Le goût de la mangue
Dans l’un de ses essais les plus connus et les plus fascinants, A propos d’amour (1), l’écrivaine américaine bell hooks explique qu’aimer est un verbe d’action. En quête d’une définition de l’amour, elle reprend celle du psychanalyste Erich Fromm qui le définit comme « la volonté de s’étendre soi-même dans le but de nourrir sa propre croissance spirituelle ou celle d’autrui. ». L’amour n’est donc pas qu’un sentiment, c’est un choix et un acte volontaire. Il se matérialise par la création d’un environnement bienveillant, respectueux et honnête. Plus qu’en simple harmonie esthétique, les personnages peints par Rachel Marsil semblent communier avec profondeur, qu’il s’agisse de couples, d’amis ou de sœurs vêtues comme des jumelles. Et le fruit de l’amour prend ici l’aspect d’une mangue, dont on ne sait pas s’il s’agit du fruit défendu tant les femmes qui s’en saisissent hésitent à en goûter la saveur, préférant le garder comme un objet précieux.
Pour cette première exposition personnelle à Abidjan, Rachel Marsil plonge la galerie dans un monde de végétation luxuriante où les fruits poussent en abondance et où la mer paraît toute proche. L’artiste s’essaie d’ailleurs aux peintures de baigneuses, à la manière de Paul Gauguin ou d’Emile Bernard. Les visages paisibles, et à première vue identiques, posent un regard interrogateur sur le spectateur qui s’y attarde et nous renvoient à nos propres émotions. Mais si ces visages semblaient en apparence le reflet d’une grande sérénité, ils sont en réalité empreints par endroits de solitude, de doute ou de mélancolie. On aurait aussi bien du mal à les dater tant les signes manquent pour en deviner l’époque. Certaines toiles adoptent une esthétique proche des photographies de studio Ouest-Africains des années 1960, dont l’artiste s’inspire autant dans les poses que dans les tenues. Mais Rachel Marsil prend aussi ses distances avec le portrait et les scènes d’intimité en proposant des œuvres qui tendent vers une première forme d’abstraction, notamment par la représentation de mangues sur des fonds géométriques faits d’arabesques et de courbes. Ces œuvres peuvent évoquer les motifs des tissus batik, dont le savoir-faire se retrouve à Grand-Bassam, et sont un rappel à la formation première de l’artiste en design textile..
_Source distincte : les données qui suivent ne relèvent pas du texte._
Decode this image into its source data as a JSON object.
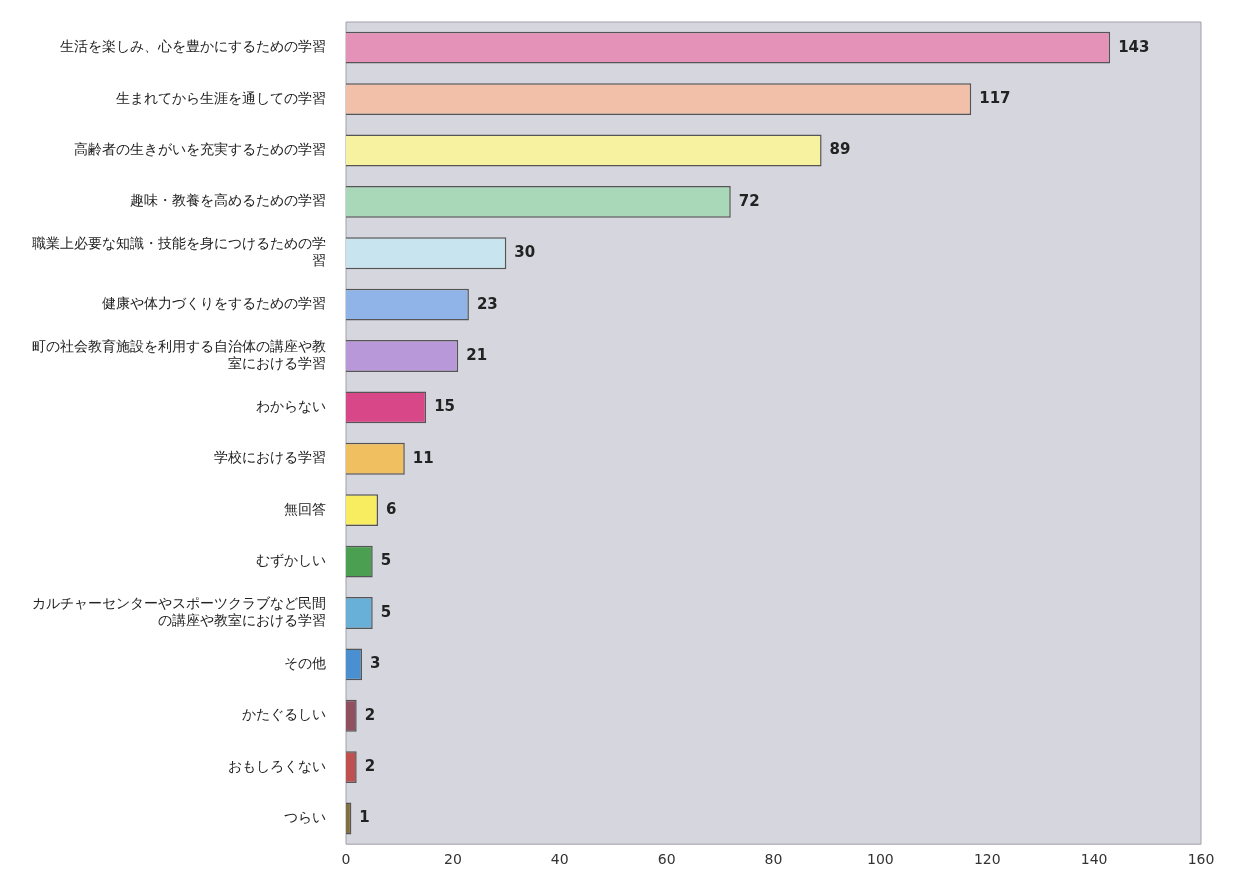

En résidence artistique à Grand-Bassam depuis le mois de mars, Rachel Marsil traverse chaque jour de grandes allées bordées de manguiers, probablement dans les pas des femmes venues d’Abidjan pour exiger la libération des responsables politiques détenus par les autorités coloniales en 1949. Ce n’est donc pas un hasard si les femmes peintes par l’artiste se tiennent droites, dans une posture assurée de défiance et de fierté. C’est aussi dans l’atelier d’un bronzier de la ville de Grand-Bassam qu’elle poursuit son travail de sculpture débuté à l’automne 2023 à l’occasion de la biennale de sculpture de Ouagadougou. Elle présente ainsi une nouvelle série de sculptures en bronze et en bois, représentant des fruits tenant délicatement en équilibre. Ces arbres fruitiers apparaissent alors comme des allégories de la longue et parfois délicate croissance de l’amour telle que décrite par bell hooks.
Aby Gaye
(1) bell hooks, All About Love: New Visions, Harper Collins, 2000, traduit en français aux Editions Divergences, A propos d’amour : Nouvelles Visions, 2022.